Online Patient Reviews of Physicians Pulled from Patient Satisfaction Data
by Sheryl S. Jackson
Automating Process Reduces Need for Staff and Saves Advertising Dollars
When the University of Utah Health Care added physician ratings to its website (as detailed in the May 2013 issue of eHST) to combat the less reliable results found on rating sites such as Yelp, Healthgrades, or RateMDs, Matt Gove was interested. The chief marketing officer and senior vice president, external affairs, at Piedmont Healthcare in Atlanta, Gove liked the idea of using Piedmont’s Press Ganey patient satisfaction data to bolster the health system’s online physician profiles and drive more patients to Piedmont providers.
“I admire what Utah did, but I couldn’t justify the resources, in terms of cost and manpower, required to implement and maintain the program in my organization,” says Gove. Because increased transparency is a value of his organization, Gove kept looking for a way to use data owned by the hospital to improve the organization’s online presence.
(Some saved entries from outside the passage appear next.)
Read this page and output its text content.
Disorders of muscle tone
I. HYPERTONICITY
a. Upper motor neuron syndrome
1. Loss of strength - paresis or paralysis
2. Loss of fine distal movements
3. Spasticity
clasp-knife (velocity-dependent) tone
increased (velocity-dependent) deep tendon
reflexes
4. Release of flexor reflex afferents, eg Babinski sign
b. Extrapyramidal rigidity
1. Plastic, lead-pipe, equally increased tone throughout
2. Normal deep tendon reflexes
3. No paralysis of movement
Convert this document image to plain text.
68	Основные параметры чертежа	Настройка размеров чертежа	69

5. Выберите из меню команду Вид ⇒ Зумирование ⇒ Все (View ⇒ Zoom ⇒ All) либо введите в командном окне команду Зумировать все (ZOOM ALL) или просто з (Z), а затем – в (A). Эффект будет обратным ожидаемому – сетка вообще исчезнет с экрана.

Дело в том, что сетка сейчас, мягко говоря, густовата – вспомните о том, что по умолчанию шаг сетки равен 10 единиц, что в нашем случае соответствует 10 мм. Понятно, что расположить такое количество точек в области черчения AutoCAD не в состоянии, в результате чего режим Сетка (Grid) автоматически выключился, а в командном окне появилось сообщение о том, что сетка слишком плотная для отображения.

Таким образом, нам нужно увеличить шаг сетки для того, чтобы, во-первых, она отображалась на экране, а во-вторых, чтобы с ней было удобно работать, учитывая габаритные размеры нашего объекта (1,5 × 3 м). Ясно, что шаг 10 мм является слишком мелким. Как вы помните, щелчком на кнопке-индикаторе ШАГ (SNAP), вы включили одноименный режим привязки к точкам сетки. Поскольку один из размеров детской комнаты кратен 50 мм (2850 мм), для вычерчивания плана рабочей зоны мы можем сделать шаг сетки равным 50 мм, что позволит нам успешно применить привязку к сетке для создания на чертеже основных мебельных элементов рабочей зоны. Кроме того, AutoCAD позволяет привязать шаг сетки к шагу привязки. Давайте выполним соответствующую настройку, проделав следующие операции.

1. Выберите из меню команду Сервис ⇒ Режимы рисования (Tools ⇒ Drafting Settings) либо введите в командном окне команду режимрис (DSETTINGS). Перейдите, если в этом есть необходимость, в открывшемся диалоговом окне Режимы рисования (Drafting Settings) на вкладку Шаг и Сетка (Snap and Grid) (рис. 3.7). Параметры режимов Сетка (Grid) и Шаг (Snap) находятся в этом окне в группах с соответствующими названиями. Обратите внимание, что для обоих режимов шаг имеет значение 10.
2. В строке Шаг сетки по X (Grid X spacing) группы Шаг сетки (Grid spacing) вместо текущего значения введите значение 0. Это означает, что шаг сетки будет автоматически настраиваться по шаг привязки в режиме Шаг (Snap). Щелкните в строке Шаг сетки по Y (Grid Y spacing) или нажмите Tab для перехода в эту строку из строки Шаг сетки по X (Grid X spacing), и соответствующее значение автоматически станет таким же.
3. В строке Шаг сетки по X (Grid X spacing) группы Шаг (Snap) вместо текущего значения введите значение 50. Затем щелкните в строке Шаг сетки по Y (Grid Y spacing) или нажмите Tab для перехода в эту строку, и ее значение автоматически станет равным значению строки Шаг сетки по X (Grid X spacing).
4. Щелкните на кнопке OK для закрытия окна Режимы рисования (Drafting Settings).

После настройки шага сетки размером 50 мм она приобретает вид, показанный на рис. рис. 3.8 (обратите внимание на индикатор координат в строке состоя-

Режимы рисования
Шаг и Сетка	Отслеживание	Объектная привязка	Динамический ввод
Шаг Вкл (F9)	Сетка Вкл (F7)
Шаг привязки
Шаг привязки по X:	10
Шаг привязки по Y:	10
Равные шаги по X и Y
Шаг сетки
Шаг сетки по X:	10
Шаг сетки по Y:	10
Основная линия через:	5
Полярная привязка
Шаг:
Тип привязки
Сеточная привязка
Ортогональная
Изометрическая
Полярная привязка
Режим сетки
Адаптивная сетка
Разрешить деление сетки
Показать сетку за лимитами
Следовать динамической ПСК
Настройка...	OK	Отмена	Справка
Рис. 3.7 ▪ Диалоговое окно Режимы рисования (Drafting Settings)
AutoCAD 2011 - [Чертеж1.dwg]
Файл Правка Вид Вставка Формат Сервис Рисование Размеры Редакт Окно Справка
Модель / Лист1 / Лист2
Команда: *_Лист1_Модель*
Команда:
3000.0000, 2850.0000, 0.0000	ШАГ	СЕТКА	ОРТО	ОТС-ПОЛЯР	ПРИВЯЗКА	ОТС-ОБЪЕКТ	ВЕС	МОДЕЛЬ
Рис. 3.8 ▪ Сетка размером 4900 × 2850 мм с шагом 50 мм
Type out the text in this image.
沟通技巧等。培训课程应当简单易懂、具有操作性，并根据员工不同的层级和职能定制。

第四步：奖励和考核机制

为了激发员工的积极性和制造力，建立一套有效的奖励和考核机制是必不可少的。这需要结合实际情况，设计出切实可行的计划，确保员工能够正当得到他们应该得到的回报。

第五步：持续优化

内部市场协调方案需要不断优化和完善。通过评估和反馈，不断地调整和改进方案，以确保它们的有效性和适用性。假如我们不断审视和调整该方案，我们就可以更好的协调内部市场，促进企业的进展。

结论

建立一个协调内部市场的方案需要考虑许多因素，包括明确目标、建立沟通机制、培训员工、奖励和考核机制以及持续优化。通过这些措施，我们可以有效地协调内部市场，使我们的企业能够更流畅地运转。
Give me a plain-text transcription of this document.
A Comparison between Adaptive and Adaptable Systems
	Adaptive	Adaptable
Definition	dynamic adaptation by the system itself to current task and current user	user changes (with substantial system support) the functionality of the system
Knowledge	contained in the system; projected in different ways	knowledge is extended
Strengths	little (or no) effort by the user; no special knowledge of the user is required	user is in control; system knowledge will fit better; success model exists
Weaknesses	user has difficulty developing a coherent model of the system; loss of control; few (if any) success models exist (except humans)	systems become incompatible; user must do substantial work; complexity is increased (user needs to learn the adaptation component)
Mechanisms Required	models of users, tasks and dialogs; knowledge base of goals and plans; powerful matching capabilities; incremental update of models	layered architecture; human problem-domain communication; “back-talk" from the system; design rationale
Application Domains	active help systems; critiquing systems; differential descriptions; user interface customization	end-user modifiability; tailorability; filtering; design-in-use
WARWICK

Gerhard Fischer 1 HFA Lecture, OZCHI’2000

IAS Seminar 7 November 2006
A conversation with a healthcare information technology company at a conference, in which Gove described what he wanted to do, led to the development of a product that enables Piedmont to publish patient satisfaction information directly to physician profiles on the health system site.
Although the original product from Digital Assent, called PatientPad, is designed to collect time-of-service patient reviews in a physician practice for use in online media, the company worked with Piedmont to create a solution that automatically pulls physician-specific data and comments from Press Ganey data and publishes ratings based on data on the physician’s profile. Patient comments are also extracted and placed in a queue for hospital staff to review before publication.